Using HDFS with Apache Flink for Stream Processing

Apache Flink is a powerful open-source framework for real-time stream processing and stateful computations. While it excels at low-latency data processing, integrating it with persistent storage systems like HDFS is essential for durability, checkpointing, and data archiving.

In this blog, we’ll explore how to use HDFS with Apache Flink, enabling fault-tolerant streaming pipelines with persistent outputs and recoverable state. This integration is especially useful in production environments that require exactly-once processing guarantees and long-term storage of stream data.

Why Integrate HDFS with Flink?

Combining HDFS and Flink offers key advantages:

Durable state backend for checkpoints and savepoints
Long-term storage of processed data
Integration with existing Hadoop-based data lakes
Reliable recovery during failures
Batch or downstream analytics using Hive/Spark

Writing Flink Output to HDFS

To write streaming output to HDFS, use the StreamingFileSink available in the Flink FileSystem API.

StreamingFileSink<String> sink = StreamingFileSink
.forRowFormat(new Path("hdfs://namenode:8020/flink/output"), new SimpleStringEncoder<>("UTF-8"))
.withRollingPolicy(
DefaultRollingPolicy.builder()
.withRolloverInterval(Duration.ofMinutes(15))
.withInactivityInterval(Duration.ofMinutes(5))
.withMaxPartSize(128 * 1024 * 1024)
.build()
)
.build();

dataStream.addSink(sink);

The rolling policy controls when files are finalized and made available to downstream consumers like Hive.

HDFS as a State Backend for Checkpointing

Flink supports multiple state backends. For large state or long-running applications, use HDFS-based checkpoints via the FileSystemStateBackend or RocksDBStateBackend.

env.enableCheckpointing(60000); // 1-minute interval
env.setStateBackend(new FileSystemStateBackend("hdfs://namenode:8020/flink/checkpoints"));

Or with RocksDB:

env.setStateBackend(new RocksDBStateBackend("hdfs://namenode:8020/flink/checkpoints", true));

This allows Flink to recover from failures using persisted state on HDFS.

Setting Up HDFS Access in Flink

Ensure hadoop-common and hadoop-hdfs dependencies are in Flink’s classpath.
Add core-site.xml and hdfs-site.xml to $FLINK_HOME/conf/ or ship them with your application JAR.
Confirm HDFS connectivity:

hdfs dfs -ls hdfs://namenode:8020/

Set HDFS permissions to allow Flink job access, especially for checkpointing and sink directories.

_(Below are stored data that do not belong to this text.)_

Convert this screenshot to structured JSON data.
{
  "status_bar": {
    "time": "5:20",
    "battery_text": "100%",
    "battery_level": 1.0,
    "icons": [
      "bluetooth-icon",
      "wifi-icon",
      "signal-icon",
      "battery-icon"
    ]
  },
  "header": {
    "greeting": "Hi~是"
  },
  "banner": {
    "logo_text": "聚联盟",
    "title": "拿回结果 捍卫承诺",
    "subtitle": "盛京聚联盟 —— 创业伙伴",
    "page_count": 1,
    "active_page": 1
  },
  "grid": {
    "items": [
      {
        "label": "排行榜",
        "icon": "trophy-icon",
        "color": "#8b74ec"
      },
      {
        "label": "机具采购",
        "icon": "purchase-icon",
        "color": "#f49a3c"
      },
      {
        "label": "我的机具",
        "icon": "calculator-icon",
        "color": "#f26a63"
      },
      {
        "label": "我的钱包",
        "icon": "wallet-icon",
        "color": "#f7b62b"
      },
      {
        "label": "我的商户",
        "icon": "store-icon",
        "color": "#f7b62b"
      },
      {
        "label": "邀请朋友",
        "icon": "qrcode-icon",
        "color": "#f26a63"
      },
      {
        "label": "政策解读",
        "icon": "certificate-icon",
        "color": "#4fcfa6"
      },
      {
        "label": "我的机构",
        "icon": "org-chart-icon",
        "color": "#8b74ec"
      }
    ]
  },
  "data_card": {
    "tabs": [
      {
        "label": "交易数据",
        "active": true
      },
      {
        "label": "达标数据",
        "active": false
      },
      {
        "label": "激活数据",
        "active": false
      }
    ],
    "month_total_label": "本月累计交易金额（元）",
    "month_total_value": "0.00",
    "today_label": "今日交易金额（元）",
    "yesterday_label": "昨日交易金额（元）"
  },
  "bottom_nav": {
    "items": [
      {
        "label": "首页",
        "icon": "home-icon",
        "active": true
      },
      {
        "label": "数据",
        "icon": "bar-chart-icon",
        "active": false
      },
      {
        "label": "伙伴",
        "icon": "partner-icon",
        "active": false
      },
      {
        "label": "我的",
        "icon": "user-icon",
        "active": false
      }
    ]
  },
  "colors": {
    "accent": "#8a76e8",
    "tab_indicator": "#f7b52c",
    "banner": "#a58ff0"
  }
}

Example: Kafka to HDFS Streaming Pipeline

StreamExecutionEnvironment env = StreamExecutionEnvironment.getExecutionEnvironment();
env.enableCheckpointing(30000); // every 30 seconds

FlinkKafkaConsumer<String> kafkaSource = new FlinkKafkaConsumer<>(
"events",
new SimpleStringSchema(),
kafkaProps
);

DataStream<String> stream = env.addSource(kafkaSource);

StreamingFileSink<String> hdfsSink = StreamingFileSink
.forRowFormat(new Path("hdfs://namenode:8020/streams/events"), new SimpleStringEncoder<>("UTF-8"))
.withRollingPolicy(DefaultRollingPolicy.builder()
.withRolloverInterval(Duration.ofMinutes(10))
.build())
.build();

stream.addSink(hdfsSink);

env.execute("Kafka to HDFS Pipeline");

This pipeline reads messages from Kafka and writes them to HDFS in rolling files, with checkpointing for fault tolerance.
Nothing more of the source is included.